摘要

Before the arrival of the New Horizons probe at the Pluto-Charon system, we developed a series of models that predicted that Kuiper Belt Objects, even as small and as cold as Charon, have experienced internal ice-rock differentiation and possibly cryovolcanism. Confronting these predictions is a wide array of spectroscopy, imagery, and other data from New Horizons. In this article we compare the predictions against the new observations, and find that they largely support the expected history of the Pluto system and the evolution of Charon. Following the collision of two partially differentiated impactors with radii es1000 km, a disk of material formed around Pluto, from which Charon and Pluto's other moons formed. Because the impactors did not completely differentiate, the disk contained rocky material from their crusts, explaining the moons' different densities and compositions. Long-lived radionuclides in Charon, assisted by ammonia antifreeze in the ice, melted ice and created a subsurface ocean that eventually refroze approximate to 11.7- 2.5 Gyr ago.
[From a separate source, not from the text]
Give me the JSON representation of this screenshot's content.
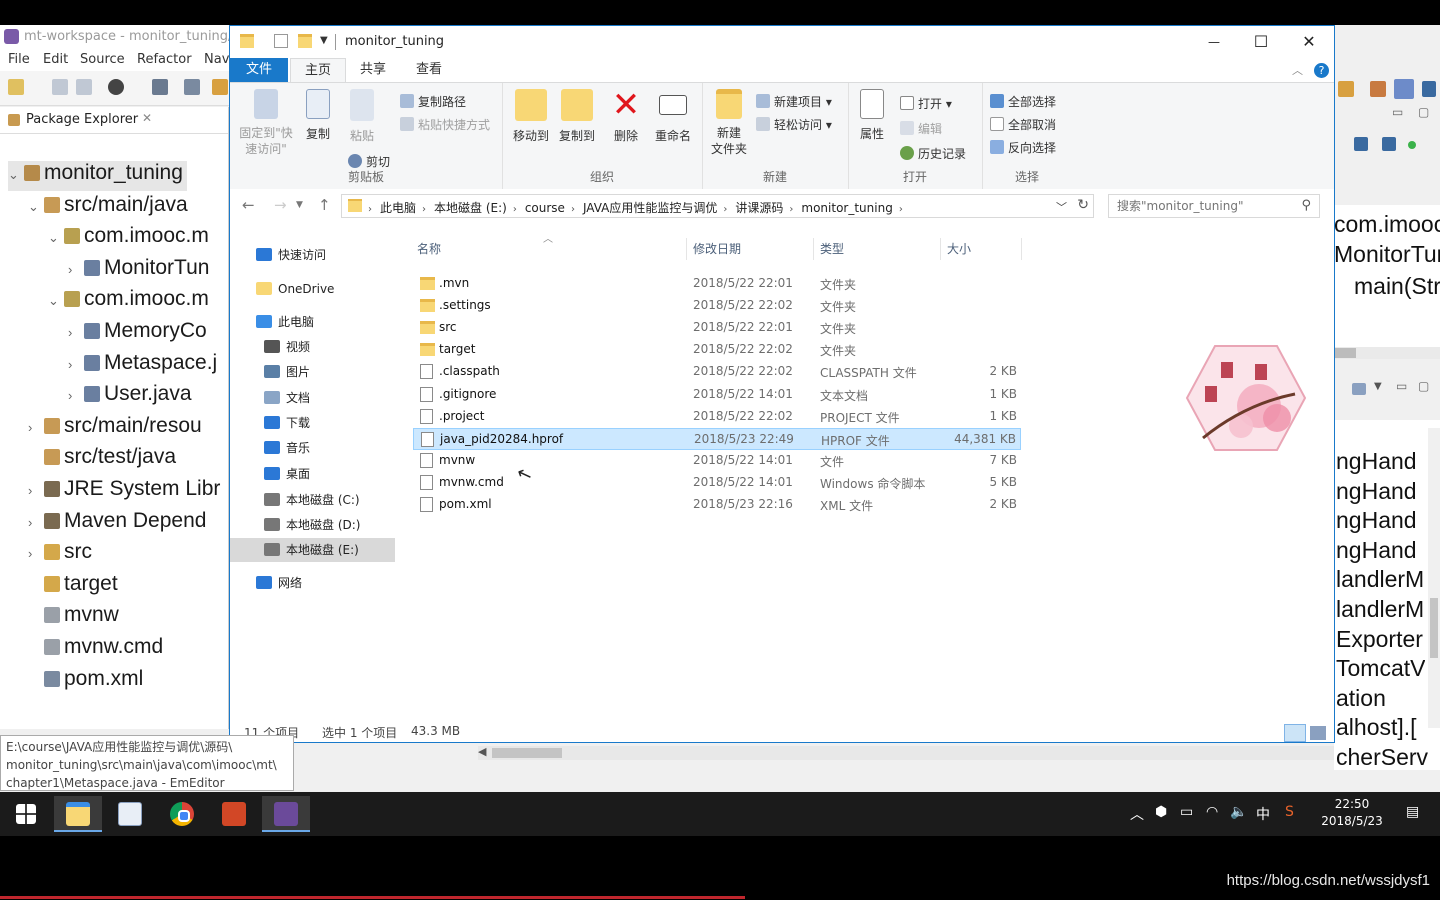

The freezing of this ocean would have created extensional stresses that possibly created Serenity Chasma, and could have led to widespread resurfacing, explaining the apparently younger age of Vulcan Planum. Buildup of radiogenic heat then created a second, smaller ocean that refroze 0.5-1.7 Gyr ago. As it froze, cryovolcanism would have been enabled, possibly creating Kubrick Mons. Charon's "moated mountains" such as Kubrick Mons have a natural explanation as cryovolcanoes depressing a thin lithosphere over a cryomagma chamber. We offer further predictions about other aspects of Charon's surface. Our previous predictions that Charon is a world shaped by geological activity have been largely borne out by New Horizons observations.